People kiddingly called him "The Mayor of Rocky Nook". Like Red Rizzo, he knew everyone and everyone knew him. He took it seriously, not in a power kind of way, but in a responsibility kind of way. People asked him favors and he always tried to help them. When there was a beach association task, he never questioned going and doing his part. But most of all, he believed in "Everbody plays or nobody plays." Frankie didn't allow other kids to be left on the sidelines. And that never changed. During this last week, people have called and texted and sent Facebook messages telling me how Frank did this that and the other thing for them. Always things he didn't have to do but did anyway with a smile.
I have never been ashamed of Frankie and his fight with addiction. Frustrated? Bewildered? Helpless? Oh yes! Frank had a hard time getting sober because he had a hard time giving over power. He would go down many paths and say "This will work, I'll just change this." or "I'll just do this step before that step." But finally he found the right path and surrendered himself. The last two years he was largely successful. Unfortunately, with addiction, you are never free, you are never fixed or cured. Sometimes the best you can hope for is longer periods of sobriety and shorter falls off the path.
The part that was hardest for me to accept was the fact that your recovery includes going back and pulling others up and out with you. But Frank embraced that. And now I see clearly - OF COURSE HE DID, lol! It was the adult version of "Everybody plays or nobody plays."

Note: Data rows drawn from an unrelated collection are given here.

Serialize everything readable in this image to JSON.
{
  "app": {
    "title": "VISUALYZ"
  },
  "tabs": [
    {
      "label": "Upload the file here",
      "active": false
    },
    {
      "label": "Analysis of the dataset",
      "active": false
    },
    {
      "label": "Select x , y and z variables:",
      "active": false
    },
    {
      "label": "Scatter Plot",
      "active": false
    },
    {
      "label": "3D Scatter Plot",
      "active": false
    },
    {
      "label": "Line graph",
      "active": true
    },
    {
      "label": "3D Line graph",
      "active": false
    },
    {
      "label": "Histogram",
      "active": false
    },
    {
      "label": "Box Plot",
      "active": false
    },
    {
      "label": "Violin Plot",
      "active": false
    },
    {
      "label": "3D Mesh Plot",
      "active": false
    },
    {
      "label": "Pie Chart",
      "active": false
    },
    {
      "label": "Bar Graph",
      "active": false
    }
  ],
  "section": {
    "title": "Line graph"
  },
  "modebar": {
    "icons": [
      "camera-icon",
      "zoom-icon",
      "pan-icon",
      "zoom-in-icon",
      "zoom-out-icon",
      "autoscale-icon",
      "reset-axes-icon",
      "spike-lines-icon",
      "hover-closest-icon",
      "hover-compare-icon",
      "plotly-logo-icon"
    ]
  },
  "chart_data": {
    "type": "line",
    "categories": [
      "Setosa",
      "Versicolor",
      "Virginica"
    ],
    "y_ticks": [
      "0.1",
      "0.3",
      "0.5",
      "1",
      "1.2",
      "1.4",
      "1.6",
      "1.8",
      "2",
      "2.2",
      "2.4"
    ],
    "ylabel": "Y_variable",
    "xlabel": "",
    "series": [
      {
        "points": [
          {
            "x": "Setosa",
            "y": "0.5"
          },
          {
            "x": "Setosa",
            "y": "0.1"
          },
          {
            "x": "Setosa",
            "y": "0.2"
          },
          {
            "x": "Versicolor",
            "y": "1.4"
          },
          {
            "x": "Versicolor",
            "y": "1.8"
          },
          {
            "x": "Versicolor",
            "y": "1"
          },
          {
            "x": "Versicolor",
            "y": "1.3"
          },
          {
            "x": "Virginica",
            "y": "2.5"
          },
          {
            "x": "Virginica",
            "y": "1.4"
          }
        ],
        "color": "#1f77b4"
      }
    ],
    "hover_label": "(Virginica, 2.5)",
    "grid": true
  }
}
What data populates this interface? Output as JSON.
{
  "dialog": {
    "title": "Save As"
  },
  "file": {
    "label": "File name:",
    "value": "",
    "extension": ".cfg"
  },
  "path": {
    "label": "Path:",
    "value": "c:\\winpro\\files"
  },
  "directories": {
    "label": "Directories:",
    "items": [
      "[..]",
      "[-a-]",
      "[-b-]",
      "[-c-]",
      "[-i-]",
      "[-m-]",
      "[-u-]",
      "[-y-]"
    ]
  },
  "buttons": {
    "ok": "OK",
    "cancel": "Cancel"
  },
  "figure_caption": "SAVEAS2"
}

Frank wasn't some mythic figure. He stumbled. He hurt people. And he wasn't universally loved. There were people who disliked or resented Frank for one reason or another. Not the least of which was his struggle with addiction. There were people who turned away from him.
But Frank forgave everyone. I used to joke that Frank was sadly born without the gene that allowed a person to hold a grudge.
This isn't the best pic of either Frankie, Senior or Junior. But it's recent and it was a happy and fun day. Bunker Hill Day, 2016, at the parade in Charlestown.
Sadly, my much loved son is in the building you can see over his left shoulder. Carr's Funeral Home.